La presencia estadounidense
Sin embargo, la presencia estadounidense en Groenlandia no comenzó con la Guerra Fría. Ya en 1941, tras la ocupación nazi de Dinamarca, Estados Unidos estableció varias bases allí para asegurar el Atlántico Norte y las rutas aéreas hacia Europa. El acuerdo de defensa firmado en 1951 entre Washington y Copenhague formalizó esta presencia y permitió la construcción de Thule.
En 1953, la conmoción se convirtió en una experiencia desgarradora. Para asegurar la base, las autoridades reubicaron por la fuerza a la población inuit en Qaanaaq, cortando el vínculo vital entre este pueblo y sus territorios de caza. Malaurie ve en esto el colapso de un orden social, simbólico y moral; el arponero no fue derrotado por error, sino por un exceso de poder.
La fractura fue duradera. La sedentarización acelerada, la urbanización forzada y la ruptura de la transmisión cultural implican que las prácticas antiguas sobrevivan, pero ya no estructuran la vida.

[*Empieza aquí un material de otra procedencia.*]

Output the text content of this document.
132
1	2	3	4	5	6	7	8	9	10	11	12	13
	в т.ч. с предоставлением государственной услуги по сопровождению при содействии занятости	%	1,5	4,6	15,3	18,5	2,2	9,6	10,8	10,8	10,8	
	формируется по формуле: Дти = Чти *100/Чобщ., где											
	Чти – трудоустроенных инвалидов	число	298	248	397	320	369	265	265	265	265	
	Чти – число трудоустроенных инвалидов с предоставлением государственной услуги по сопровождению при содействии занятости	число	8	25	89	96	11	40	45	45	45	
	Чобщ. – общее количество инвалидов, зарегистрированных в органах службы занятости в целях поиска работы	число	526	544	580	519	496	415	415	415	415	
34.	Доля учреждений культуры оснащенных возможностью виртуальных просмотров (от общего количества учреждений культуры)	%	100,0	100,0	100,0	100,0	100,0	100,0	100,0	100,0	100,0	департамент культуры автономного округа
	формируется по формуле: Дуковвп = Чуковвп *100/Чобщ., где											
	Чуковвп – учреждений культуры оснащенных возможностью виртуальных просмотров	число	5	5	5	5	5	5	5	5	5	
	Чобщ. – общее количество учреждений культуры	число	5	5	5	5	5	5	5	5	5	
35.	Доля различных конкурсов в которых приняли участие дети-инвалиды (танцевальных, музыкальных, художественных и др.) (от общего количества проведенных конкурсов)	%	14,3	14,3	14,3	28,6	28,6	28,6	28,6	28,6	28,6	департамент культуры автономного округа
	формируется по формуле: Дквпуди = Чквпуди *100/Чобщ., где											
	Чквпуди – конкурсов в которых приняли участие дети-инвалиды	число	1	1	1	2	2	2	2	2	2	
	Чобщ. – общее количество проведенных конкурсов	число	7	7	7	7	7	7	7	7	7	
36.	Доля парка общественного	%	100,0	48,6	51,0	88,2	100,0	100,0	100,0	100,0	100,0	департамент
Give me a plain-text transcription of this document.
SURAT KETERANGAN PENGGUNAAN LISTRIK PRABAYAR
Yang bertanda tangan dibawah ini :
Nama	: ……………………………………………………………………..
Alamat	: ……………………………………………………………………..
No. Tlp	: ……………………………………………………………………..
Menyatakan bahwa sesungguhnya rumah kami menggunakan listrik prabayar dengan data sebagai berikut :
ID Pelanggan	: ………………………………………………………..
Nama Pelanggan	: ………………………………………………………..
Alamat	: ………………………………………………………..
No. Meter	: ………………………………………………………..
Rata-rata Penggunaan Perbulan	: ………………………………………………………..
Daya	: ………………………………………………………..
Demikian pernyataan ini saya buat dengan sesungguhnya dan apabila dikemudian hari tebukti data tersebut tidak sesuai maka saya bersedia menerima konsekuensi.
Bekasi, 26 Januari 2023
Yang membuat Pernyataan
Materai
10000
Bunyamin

En 1968, el accidente de un bombardero estadounidense que transportaba bombas termonucleares selló trágicamente esta historia. El témpano de hielo se contaminó y las poblaciones locales apenas fueron consideradas. Thule, ahora la Base Espacial Pituffik, sigue siendo un importante centro estratégico para la vigilancia espacial estadounidense.
“Quedarse con los inuit polares”, escribió Malaurie, “es negarse a dejar que mundos enteros desaparezcan no en un accidente, sino en silencio”. Este silencio aún pesa mucho. Groenlandia está ahora en gran parte urbanizada; más de un tercio de sus 56.500 habitantes vive en Nuuk, y casi toda la población está asentada en las costas. Los indicadores sociales —suicidios, alcoholismo, violencia— aún dan testimonio de la violencia de esta transición impuesta.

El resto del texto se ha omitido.